Bagi investor saham, risiko kerugian adalah hal yang tidak bisa sepenuhnya dihindari, bahkan oleh yang sudah berpengalaman sekalipun. Namun, kerugian tersebut dapat dibatasi dan diminimalkan dengan menerapkan strategi risk management yang tepat, salah satunya melalui metode cut loss dan stop loss.

Meskipun kerap dianggap sama karena sama-sama berfungsi untuk melindungi modal, terdapat perbedaan cut loss dan stop loss yang signifikan dari segi mekanisme eksekusi serta penggunaannya. Memahami perbedaan mendasar dari kedua istilah ini sangat penting bagi investor agar dapat menerapkannya secara optimal sesuai dengan strategi investasi yang dijalankan.

Pengertian Cut Loss

Cut loss adalah tindakan menjual saham dalam posisi rugi (capital loss) secara manual setelah investor mengamati tren pasar dan memprediksi penurunan harga akan terus berlanjut. Sebagai contoh, jika Anda membeli saham A di harga Rp500 lalu harganya turun ke Rp400, keputusan untuk langsung melepas saham tersebut di harga Rp400 diambil demi meminimalkan risiko dan menghindari potensi kerugian yang jauh lebih besar.

Pengertian Stop Loss

Stop loss adalah strategi pembatasan risiko kerugian yang dieksekusi secara otomatis oleh sistem melalui fitur khusus pada platform investasi atau trading. Menggunakan contoh yang sama, jika Anda telah memasang perintah stop loss di harga Rp400 untuk saham yang dibeli di harga Rp500, maka sistem akan langsung menjual saham tersebut secara otomatis begitu harganya menyentuh titik Rp400 tanpa perlu Anda eksekusi secara manual.

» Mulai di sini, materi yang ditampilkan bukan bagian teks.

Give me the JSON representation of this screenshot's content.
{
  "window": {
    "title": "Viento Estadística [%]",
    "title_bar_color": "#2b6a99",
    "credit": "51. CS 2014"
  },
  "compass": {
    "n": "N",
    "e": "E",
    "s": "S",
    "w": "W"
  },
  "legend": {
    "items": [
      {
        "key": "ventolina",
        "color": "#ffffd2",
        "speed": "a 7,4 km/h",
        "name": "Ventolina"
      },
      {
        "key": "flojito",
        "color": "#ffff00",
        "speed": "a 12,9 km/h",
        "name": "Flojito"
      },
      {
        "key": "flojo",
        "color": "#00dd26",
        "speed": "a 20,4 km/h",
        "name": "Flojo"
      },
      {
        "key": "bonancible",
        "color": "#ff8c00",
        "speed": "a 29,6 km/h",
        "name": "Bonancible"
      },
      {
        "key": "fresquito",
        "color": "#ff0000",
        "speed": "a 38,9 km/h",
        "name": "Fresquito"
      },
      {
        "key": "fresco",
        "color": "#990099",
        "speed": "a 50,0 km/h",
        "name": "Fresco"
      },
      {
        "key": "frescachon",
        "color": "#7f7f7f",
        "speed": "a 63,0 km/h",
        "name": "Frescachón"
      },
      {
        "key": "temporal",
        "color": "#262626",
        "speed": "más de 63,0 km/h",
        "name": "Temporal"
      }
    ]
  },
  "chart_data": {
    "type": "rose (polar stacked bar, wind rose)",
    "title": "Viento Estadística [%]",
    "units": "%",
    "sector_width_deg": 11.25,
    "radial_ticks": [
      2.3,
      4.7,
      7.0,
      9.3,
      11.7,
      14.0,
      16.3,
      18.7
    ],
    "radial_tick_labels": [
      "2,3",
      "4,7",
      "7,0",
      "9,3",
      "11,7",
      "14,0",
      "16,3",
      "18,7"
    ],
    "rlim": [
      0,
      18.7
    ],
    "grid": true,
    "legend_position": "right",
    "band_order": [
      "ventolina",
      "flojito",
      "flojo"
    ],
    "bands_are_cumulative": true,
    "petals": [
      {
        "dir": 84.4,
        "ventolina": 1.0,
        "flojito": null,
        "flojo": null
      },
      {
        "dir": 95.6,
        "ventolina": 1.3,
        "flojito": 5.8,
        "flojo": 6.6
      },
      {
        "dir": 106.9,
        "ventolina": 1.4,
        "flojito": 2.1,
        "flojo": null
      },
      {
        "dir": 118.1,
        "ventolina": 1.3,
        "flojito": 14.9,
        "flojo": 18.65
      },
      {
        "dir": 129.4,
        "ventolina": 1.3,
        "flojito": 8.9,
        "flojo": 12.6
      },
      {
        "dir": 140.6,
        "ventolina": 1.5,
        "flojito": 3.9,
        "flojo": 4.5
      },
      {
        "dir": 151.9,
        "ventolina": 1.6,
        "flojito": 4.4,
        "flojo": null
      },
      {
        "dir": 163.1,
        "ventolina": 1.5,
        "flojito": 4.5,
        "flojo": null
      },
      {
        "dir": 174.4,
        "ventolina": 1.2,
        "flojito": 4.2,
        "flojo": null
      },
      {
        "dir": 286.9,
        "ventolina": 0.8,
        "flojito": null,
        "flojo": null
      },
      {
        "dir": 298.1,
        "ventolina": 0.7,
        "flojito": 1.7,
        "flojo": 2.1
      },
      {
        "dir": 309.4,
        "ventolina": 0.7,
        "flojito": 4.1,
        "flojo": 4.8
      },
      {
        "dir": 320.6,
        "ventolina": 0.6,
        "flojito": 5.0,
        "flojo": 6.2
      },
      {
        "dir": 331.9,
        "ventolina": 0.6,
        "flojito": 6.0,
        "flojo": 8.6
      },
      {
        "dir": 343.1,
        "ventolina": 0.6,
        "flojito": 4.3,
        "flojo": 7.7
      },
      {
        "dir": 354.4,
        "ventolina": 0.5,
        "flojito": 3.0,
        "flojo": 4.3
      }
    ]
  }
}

Perbedaan Cut Loss dan Stop Loss

Meskipun sama-sama bertujuan membatasi kerugian, terdapat beberapa perbedaan mendasar antara cut loss dan stop loss yang perlu Anda pahami: 

Faktor Pembeda

Cut Loss

Stop Loss

Metode Eksekusi

Dilakukan secara manual oleh investor.

Dieksekusi secara otomatis oleh sistem/aplikasi.

Waktu Penetapan

Keputusan bisa diambil mendadak saat pasar berubah atau ada tren buruk.

Target harga sudah ditentukan di awal sebelum transaksi berjalan.

Keterlibatan Emosi

Rentan dipengaruhi keraguan atau emosi investor saat menekan tombol jual.

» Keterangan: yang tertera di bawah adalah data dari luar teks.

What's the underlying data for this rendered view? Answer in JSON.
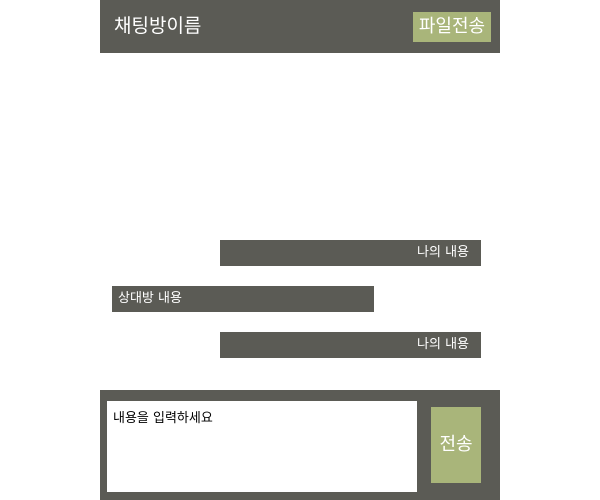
{
  "header": {
    "title": "채팅방이름",
    "file_button_label": "파일전송"
  },
  "messages": [
    {
      "sender": "me",
      "text": "나의 내용"
    },
    {
      "sender": "other",
      "text": "상대방 내용"
    },
    {
      "sender": "me",
      "text": "나의 내용"
    }
  ],
  "composer": {
    "placeholder": "내용을 입력하세요",
    "value": "",
    "send_label": "전송"
  },
  "colors": {
    "bar": "#5b5b55",
    "accent": "#a9b57a",
    "text_light": "#ffffff"
  }
}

Lebih disiplin dan bebas emosi karena berjalan otomatis sesuai perintah awal.

Pemantauan Pasar

Mengharuskan investor memantau pergerakan harga pasar secara real-time.

Investor tidak perlu menatap layar secara terus-menerus.

Fleksibilitas Keputusan

Lebih fleksibel diubah atau dibatalkan kapan saja mengikuti analisis terkini.

Terikat pada batas angka (trigger price) yang telah terpasang di sistem.

Catatan: Cut loss bergantung pada kejelian dan eksekusi manual investor saat memantau pergerakan pasar, sedangkan stop loss memberikan perlindungan otomatis melalui fitur aplikasi untuk membatasi risiko kerugian secara lebih disiplin dan bebas emosi. 

Investasi Saham Sekarang!  

Kapan Harus Menggunakan Stop Loss dan Cut Loss?

  • Gunakan Stop Loss: Jika Anda tidak memiliki waktu untuk memantau pergerakan harga saham secara real-time dan ingin mengeksekusi trading plan secara disiplin tanpa terganggu emosi.
  • Gunakan Cut Loss: Jika terjadi perubahan fundamental perusahaan secara mendadak atau muncul berita buruk eksternal yang mengharuskan Anda mengambil tindakan darurat dengan cepat.

Mengombinasikan kedua metode ini secara bijak dapat membantu Anda mengamankan modal dengan lebih fleksibel sekaligus meminimalkan risiko keputusan impulsif saat pasar bergerak fluktuatif. 

Pahami Perbedaan Cut Loss dan Stop Loss agar Bisa Memaksimalkan Fungsinya

Cut loss dan stop loss merupakan strategi investasi yang berguna untuk meminimalkan risiko kerugian lebih besar ketika pergerakan harga saham menurun melebihi ekspektasi investor. Meski mirip, tapi keduanya memiliki perbedaan dari segi cara eksekusi dan waktu mengambil keputusannya. Jadi, pastikan untuk memahami perbedaan tersebut agar bisa memaksimalkan fungsi cut loss dan stop loss saat investasi saham.